Why it matters: In most cases, law enforcement agencies advise companies not to pay ransomware demands – doing so doesn't guarantee that the blackmailers will honor their promises, and it could lead to even more extortion attempts. One executive went one better: not only did he refuse to pay, but he also donated the ransom money toward cybercrime research.

Mariano Albera, the CTO of Checkout.com, wrote that the global payment service provider became the victim of a ransomware attack last week.

The incident began when the hacker group ShinyHunters contacted the company, claiming it had obtained solen data connected to the firm and demanding a ransom.

Checkout.com launched an investigation and found that the attackers had obtained the data by accessing a legacy third-party cloud file storage system that was not decommissioned properly. It had been used for internal operational documents and merchant onboarding materials in 2020 and prior years.

Albera stressed that the incident affected less than 25% of Checkout.com's current merchant customers. He added that the breach has not impacted its live payment processing platform, and the hackers have not accessed merchant funds or card numbers.

The CTO apologized for the incident and said that the process to identify those impacted had begun. But Albera stressed that Checkout.com has no intention of paying the ransom.

Instead of handing over the money, the company will instead be donating the ransom amount, which wasn't revealed, to Carnegie Mellon University and the University of Oxford Cyber Security Center to support their research into fighting cybercrime.

"Security, transparency and trust are the foundation of our industry," he wrote. "We will own our mistakes, protect our merchants, and invest in the fight against the criminal actors who threaten our digital economy."

The question of whether to pay a ransomware attacker has long been debated. In June, Australia became the first country to require certain organizations to disclose when and how much they paid to cybercriminals after a data breach.

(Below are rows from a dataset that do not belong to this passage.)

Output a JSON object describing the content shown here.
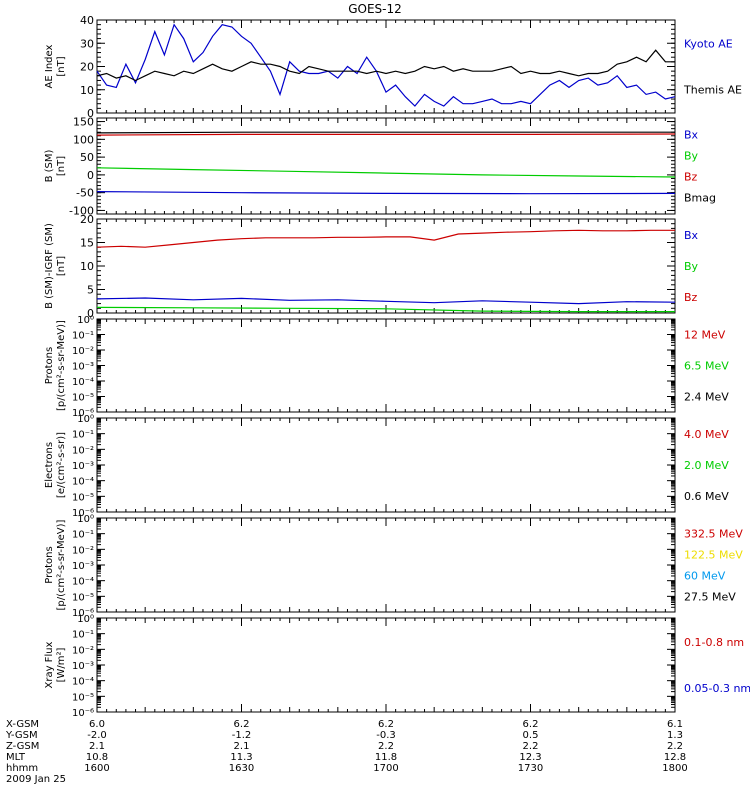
{
  "title": "GOES-12",
  "colors": {
    "blue": "#0000cc",
    "black": "#000000",
    "red": "#cc0000",
    "green": "#00cc00",
    "yellow": "#eedd00",
    "cyan": "#0099ee"
  },
  "chart_data": [
    {
      "id": "ae",
      "type": "line",
      "ylabel": [
        "AE Index",
        "[nT]"
      ],
      "ylim": [
        0,
        40
      ],
      "yticks": [
        0,
        10,
        20,
        30,
        40
      ],
      "legend": [
        {
          "name": "Kyoto AE",
          "color": "blue"
        },
        {
          "name": "Themis AE",
          "color": "black"
        }
      ],
      "series": [
        {
          "name": "Kyoto AE",
          "color": "blue",
          "x": [
            0,
            2,
            4,
            6,
            8,
            10,
            12,
            14,
            16,
            18,
            20,
            22,
            24,
            26,
            28,
            30,
            32,
            34,
            36,
            38,
            40,
            42,
            44,
            46,
            48,
            50,
            52,
            54,
            56,
            58,
            60,
            62,
            64,
            66,
            68,
            70,
            72,
            74,
            76,
            78,
            80,
            82,
            84,
            86,
            88,
            90,
            92,
            94,
            96,
            98,
            100,
            102,
            104,
            106,
            108,
            110,
            112,
            114,
            116,
            118,
            120
          ],
          "y": [
            18,
            12,
            11,
            21,
            13,
            23,
            35,
            25,
            38,
            32,
            22,
            26,
            33,
            38,
            37,
            33,
            30,
            24,
            18,
            8,
            22,
            18,
            17,
            17,
            18,
            15,
            20,
            17,
            24,
            18,
            9,
            12,
            7,
            3,
            8,
            5,
            3,
            7,
            4,
            4,
            5,
            6,
            4,
            4,
            5,
            4,
            8,
            12,
            14,
            11,
            14,
            15,
            12,
            13,
            16,
            11,
            12,
            8,
            9,
            6,
            7
          ]
        },
        {
          "name": "Themis AE",
          "color": "black",
          "x": [
            0,
            2,
            4,
            6,
            8,
            10,
            12,
            14,
            16,
            18,
            20,
            22,
            24,
            26,
            28,
            30,
            32,
            34,
            36,
            38,
            40,
            42,
            44,
            46,
            48,
            50,
            52,
            54,
            56,
            58,
            60,
            62,
            64,
            66,
            68,
            70,
            72,
            74,
            76,
            78,
            80,
            82,
            84,
            86,
            88,
            90,
            92,
            94,
            96,
            98,
            100,
            102,
            104,
            106,
            108,
            110,
            112,
            114,
            116,
            118,
            120
          ],
          "y": [
            16,
            17,
            15,
            16,
            14,
            16,
            18,
            17,
            16,
            18,
            17,
            19,
            21,
            19,
            18,
            20,
            22,
            21,
            21,
            20,
            18,
            17,
            20,
            19,
            18,
            18,
            18,
            18,
            17,
            18,
            17,
            18,
            17,
            18,
            20,
            19,
            20,
            18,
            19,
            18,
            18,
            18,
            19,
            20,
            17,
            18,
            17,
            17,
            18,
            17,
            16,
            17,
            17,
            18,
            21,
            22,
            24,
            22,
            27,
            22,
            22
          ]
        }
      ]
    },
    {
      "id": "bsm",
      "type": "line",
      "ylabel": [
        "B (SM)",
        "[nT]"
      ],
      "ylim": [
        -110,
        160
      ],
      "yticks": [
        -100,
        -50,
        0,
        50,
        100,
        150
      ],
      "legend": [
        {
          "name": "Bx",
          "color": "blue"
        },
        {
          "name": "By",
          "color": "green"
        },
        {
          "name": "Bz",
          "color": "red"
        },
        {
          "name": "Bmag",
          "color": "black"
        }
      ],
      "series": [
        {
          "name": "Bz",
          "color": "red",
          "x": [
            0,
            30,
            60,
            90,
            120
          ],
          "y": [
            112,
            114,
            114,
            114,
            115
          ]
        },
        {
          "name": "Bmag",
          "color": "black",
          "x": [
            0,
            30,
            60,
            90,
            120
          ],
          "y": [
            118,
            120,
            120,
            120,
            120
          ]
        },
        {
          "name": "By",
          "color": "green",
          "x": [
            0,
            20,
            40,
            60,
            80,
            100,
            120
          ],
          "y": [
            20,
            15,
            10,
            5,
            0,
            -3,
            -6
          ]
        },
        {
          "name": "Bx",
          "color": "blue",
          "x": [
            0,
            30,
            60,
            90,
            120
          ],
          "y": [
            -47,
            -50,
            -52,
            -53,
            -52
          ]
        }
      ]
    },
    {
      "id": "bigrf",
      "type": "line",
      "ylabel": [
        "B (SM)-IGRF (SM)",
        "[nT]"
      ],
      "ylim": [
        0,
        20
      ],
      "yticks": [
        0,
        5,
        10,
        15,
        20
      ],
      "legend": [
        {
          "name": "Bx",
          "color": "blue"
        },
        {
          "name": "By",
          "color": "green"
        },
        {
          "name": "Bz",
          "color": "red"
        }
      ],
      "series": [
        {
          "name": "Bz",
          "color": "red",
          "x": [
            0,
            5,
            10,
            15,
            20,
            25,
            30,
            35,
            40,
            45,
            50,
            55,
            60,
            65,
            70,
            75,
            80,
            85,
            90,
            95,
            100,
            105,
            110,
            115,
            120
          ],
          "y": [
            14,
            14.2,
            14,
            14.5,
            15,
            15.5,
            15.8,
            16,
            16,
            16,
            16.1,
            16.1,
            16.2,
            16.2,
            15.5,
            16.8,
            17,
            17.2,
            17.3,
            17.5,
            17.6,
            17.5,
            17.5,
            17.6,
            17.6
          ]
        },
        {
          "name": "Bx",
          "color": "blue",
          "x": [
            0,
            10,
            20,
            30,
            40,
            50,
            60,
            70,
            80,
            90,
            100,
            110,
            120
          ],
          "y": [
            3,
            3.2,
            2.8,
            3.1,
            2.7,
            2.8,
            2.5,
            2.2,
            2.6,
            2.3,
            2.0,
            2.4,
            2.3
          ]
        },
        {
          "name": "By",
          "color": "green",
          "x": [
            0,
            20,
            40,
            60,
            80,
            100,
            120
          ],
          "y": [
            1.2,
            1.1,
            1.0,
            0.9,
            0.4,
            0.3,
            0.3
          ]
        }
      ]
    },
    {
      "id": "protons1",
      "type": "line",
      "yscale": "log",
      "ylabel": [
        "Protons",
        "[p/(cm²-s-sr-MeV)]"
      ],
      "ylim": [
        1e-06,
        1
      ],
      "ytick_labels": [
        "10⁰",
        "10⁻¹",
        "10⁻²",
        "10⁻³",
        "10⁻⁴",
        "10⁻⁵",
        "10⁻⁶"
      ],
      "legend": [
        {
          "name": "12 MeV",
          "color": "red"
        },
        {
          "name": "6.5 MeV",
          "color": "green"
        },
        {
          "name": "2.4 MeV",
          "color": "black"
        }
      ],
      "series": []
    },
    {
      "id": "electrons",
      "type": "line",
      "yscale": "log",
      "ylabel": [
        "Electrons",
        "[e/(cm²-s-sr)]"
      ],
      "ylim": [
        1e-06,
        1
      ],
      "ytick_labels": [
        "10⁰",
        "10⁻¹",
        "10⁻²",
        "10⁻³",
        "10⁻⁴",
        "10⁻⁵",
        "10⁻⁶"
      ],
      "legend": [
        {
          "name": "4.0 MeV",
          "color": "red"
        },
        {
          "name": "2.0 MeV",
          "color": "green"
        },
        {
          "name": "0.6 MeV",
          "color": "black"
        }
      ],
      "series": []
    },
    {
      "id": "protons2",
      "type": "line",
      "yscale": "log",
      "ylabel": [
        "Protons",
        "[p/(cm²-s-sr-MeV)]"
      ],
      "ylim": [
        1e-06,
        1
      ],
      "ytick_labels": [
        "10⁰",
        "10⁻¹",
        "10⁻²",
        "10⁻³",
        "10⁻⁴",
        "10⁻⁵",
        "10⁻⁶"
      ],
      "legend": [
        {
          "name": "332.5 MeV",
          "color": "red"
        },
        {
          "name": "122.5 MeV",
          "color": "yellow"
        },
        {
          "name": "60 MeV",
          "color": "cyan"
        },
        {
          "name": "27.5 MeV",
          "color": "black"
        }
      ],
      "series": []
    },
    {
      "id": "xray",
      "type": "line",
      "yscale": "log",
      "ylabel": [
        "Xray  Flux",
        "[W/m²]"
      ],
      "ylim": [
        1e-06,
        1
      ],
      "ytick_labels": [
        "10⁰",
        "10⁻¹",
        "10⁻²",
        "10⁻³",
        "10⁻⁴",
        "10⁻⁵",
        "10⁻⁶"
      ],
      "legend": [
        {
          "name": "0.1-0.8 nm",
          "color": "red"
        },
        {
          "name": "0.05-0.3 nm",
          "color": "blue"
        }
      ],
      "series": []
    }
  ],
  "x_axis": {
    "range": [
      0,
      120
    ],
    "rows": [
      {
        "label": "X-GSM",
        "values": [
          "6.0",
          "6.2",
          "6.2",
          "6.2",
          "6.1"
        ]
      },
      {
        "label": "Y-GSM",
        "values": [
          "-2.0",
          "-1.2",
          "-0.3",
          "0.5",
          "1.3"
        ]
      },
      {
        "label": "Z-GSM",
        "values": [
          "2.1",
          "2.1",
          "2.2",
          "2.2",
          "2.2"
        ]
      },
      {
        "label": "MLT",
        "values": [
          "10.8",
          "11.3",
          "11.8",
          "12.3",
          "12.8"
        ]
      },
      {
        "label": "hhmm",
        "values": [
          "1600",
          "1630",
          "1700",
          "1730",
          "1800"
        ]
      }
    ],
    "date": "2009 Jan 25"
  }
}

There have been calls for governments to ban companies from paying hackers' ransom payments outright. The UK this year proposed such a ban among public-sector organizations.

In October, a coalition of 40-48 countries in the International Counter Ransomware Initiative pledged not to pay ransomware ransoms, which is different from legally banning the payments. Some jurisdictions have laws that prohibit payments if the attackers are a sanctioned entity or they violate anti-money laundering or terror financing laws.

A May study found that over 70 percent of 1,000 ransomware-hit companies opted to pay the ransom. But only 60 percent of victims who paid received functional decryption keys and successfully recovered their data. In 40 percent of cases, the provided keys were corrupted or ineffective.